After trying to dial in a composition for some longer exposure shots, I finally found a suitable high spot where deep surf (y'know, just over my boots), hadn't reached in about 30 minutes. I was there for about 20 minutes trying to dial something in, often looking through the viewfinder (since my old D70s has no live view) constantly having to adjust exposure with advancing and receding white foam. For about 10 minutes, I clicked off a few exposures to try and capture the magic motion swirlies.

 

Then, …a split second following the above exposure, the surf was upon me. With what I thought would be no more than about a foot of water swirling at my feet, holding fast my tripod, I suddenly braced sideways to the sea and all was ok. The surf wasn't splashing high and my gear stayed dry. Hearing the message clearly, I started to lift my tripod to run up through the rocks an then, …the next wave's surf, perhaps 2 seconds behind the first, rose and surged around me. Yes, my back was turned. I know, never ever turn your back to seas like that. As time slowed down, I steeled myself for the water's energy, using two firmly planted vibramed feet, knees bent and core tight. Suddenly, the water had me. With right hand gripping tripod and camera, seconds lasting minutes, I lost my balance.

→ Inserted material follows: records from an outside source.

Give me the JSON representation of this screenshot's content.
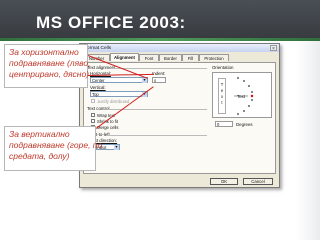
{
  "slide": {
    "title": "MS OFFICE 2003",
    "title_suffix": ":",
    "callouts": [
      {
        "lines": [
          "За хоризонтално",
          "подравняване (ляво,",
          "центрирано, дясно)"
        ]
      },
      {
        "lines": [
          "За вертикално",
          "подравняване (горе, по",
          "средата, долу)"
        ]
      }
    ]
  },
  "dialog": {
    "title": "Format Cells",
    "close_icon": "close-icon",
    "tabs": [
      "Number",
      "Alignment",
      "Font",
      "Border",
      "Fill",
      "Protection"
    ],
    "active_tab": "Alignment",
    "text_alignment": {
      "label": "Text alignment",
      "horizontal_label": "Horizontal:",
      "horizontal_value": "Center",
      "indent_label": "Indent:",
      "indent_value": "0",
      "vertical_label": "Vertical:",
      "vertical_value": "Top",
      "justify_distributed": "Justify distributed"
    },
    "text_control": {
      "label": "Text control",
      "wrap_text": "Wrap text",
      "shrink_to_fit": "Shrink to fit",
      "merge_cells": "Merge cells"
    },
    "right_to_left": {
      "label": "Right-to-left",
      "direction_label": "Text direction:",
      "direction_value": "Context"
    },
    "orientation": {
      "label": "Orientation",
      "vertical_text": "T e x t",
      "text_label": "Text",
      "degrees_value": "0",
      "degrees_label": "Degrees"
    },
    "buttons": {
      "ok": "OK",
      "cancel": "Cancel"
    }
  },
  "colors": {
    "title_bar": "#3e4247",
    "accent_band": "#4f9a5a",
    "callout_text": "#c0392b",
    "arrow": "#d21f1f"
  }
}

As I was falling towards the rocks, my left hand reached out blindly into the surf, to find something, anything to arrest falling fully into the surging surf, soaking myself and likely ruining my camera and lens. Miraculously finding purchase with my left hand and holding a firm stance, the surf washed over my shoulders, seeking and rapidly finding openings in my storm gear. Instinctively hunting for more immediate stability, my left knee blindly dropped through the white surf to the rocks as I looked up at my camera. Yes! It was still out of the water! Confident I was not going to get pulled back to sea or bashed on the rocks, able to think instead of relying on survival instinct, I realized that I had been struggling to maintain my balance not just for myself but to keep my camera dry. As I looked up to the sky, there it was, held high at arms length like a trophy, made even higher by the tripod, enough to avoid the splashing surf around me. As the water receded, I carefully righted myself, buzzing and wide eyed from adrenaline, and confirmed I was uninjured and my gear was indeed dry. WOW! THAT was crazy! Amazed at my luck, I walked, dripping, back up to my staging spot, hyper-alert for more rogue attacks from the sea.

 

It wasn't that cold, so I removed all my wet gear to wring everything out. I discovered a couple scrapes and bruises, but it was nothing compared to the possibilities. Within about 20 minutes, with the tide having receded a bit more, I was dressed and ready to get back to what I went there for. Yes, I picked a slightly higher spot and rehearsed my escape. I clicked away until after sunset, remaining energized by my adventure and reviewing how lucky I was.

 

I know there are few folks in my Flickr community that love to photograph coastal locations. I think its safe to assume they're probably somewhat smarter than me. Although I think I've been sent a clear message and I count myself a little wiser now. Perhaps some of you have experienced similar adventures. Everyone please be careful out there.